Just which captains were used as a model was a secret. But persistent rumors claimed it was Miocene—a possibility that perhaps accounted for the popularity of the foods, among both captains as well as certain grandchildren.
With an extra hour in her day, Washen took her time. She ate slowly. She read both competing news services; neither offered anything of real interest. Then she stepped from her house out into her very long yard, strolling on a path of native iron blocks rusted into a pleasant shade of drab red, little tufts of grayhair and sadscent growing in the gaps.
Gardening was a recent hobby.

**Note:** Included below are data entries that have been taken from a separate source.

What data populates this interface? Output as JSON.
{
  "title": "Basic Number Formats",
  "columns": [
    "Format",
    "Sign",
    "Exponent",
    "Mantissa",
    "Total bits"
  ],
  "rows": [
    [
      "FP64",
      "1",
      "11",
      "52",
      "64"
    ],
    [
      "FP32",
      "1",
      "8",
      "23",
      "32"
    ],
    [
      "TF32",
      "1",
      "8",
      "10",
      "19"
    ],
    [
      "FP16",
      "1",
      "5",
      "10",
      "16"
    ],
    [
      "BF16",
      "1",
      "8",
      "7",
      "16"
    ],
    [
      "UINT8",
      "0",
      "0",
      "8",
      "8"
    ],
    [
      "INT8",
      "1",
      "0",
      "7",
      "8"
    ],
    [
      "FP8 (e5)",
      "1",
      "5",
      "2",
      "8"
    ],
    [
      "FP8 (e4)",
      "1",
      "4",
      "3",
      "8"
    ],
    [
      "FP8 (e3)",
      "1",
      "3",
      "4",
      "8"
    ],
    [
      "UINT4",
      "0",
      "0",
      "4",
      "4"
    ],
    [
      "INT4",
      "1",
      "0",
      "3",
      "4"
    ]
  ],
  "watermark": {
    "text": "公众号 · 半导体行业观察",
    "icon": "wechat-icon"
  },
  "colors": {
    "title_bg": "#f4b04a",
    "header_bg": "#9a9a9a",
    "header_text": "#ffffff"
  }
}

Her one-time lover, long-time friend Pamir used to be an accomplished gardener. What were his flowers of choice? The Ilano-vibra, yes. Maybe he was gardening today, if he was alive. And if he was, wouldn’t that old criminal be astonished, seeing Washen’s ambitious soul bending at the knees, plucking at the blackish weeds with her bare ringers?
As the buttresses weakened, as the skylight fell away into a twilightlike glow, the Marrow ecosystem continued to transform itself. Obscure species that lived only in caves and the deepest jungles weren’t simply abundant, they were huge. Like the elfliearts in the middle of her garden. A species that was mature when it was hip-high inside the deepest shade had transformed itself into stout trees with trunks nearly a meter thick and a richly scented purple-black foliage, giant leaves and flowers mixed into a single elaborate structure that was fertilized by the lusciousflies, then curled into a black ball that matured into a fatty fruit, only a little toxic and with a lovely, if somewhat strong taste.
Washen kept the trees for their scent and her flies, and for their almost-terran limbs.
She kept them because some decades ago, a boyish lover had allowed himself to be taken in this orchard, and taken again.
Past the orchard were wide iron steps leading down to Idle Lake. No body of water on the world was older. Born fifteen hundred years ago, this patch of crust could lay claim to being the most ancient slab of iron ever to exist on Marrow: a testament to the captains’ ingenuity and persistence. Or was it their obsessive need for order?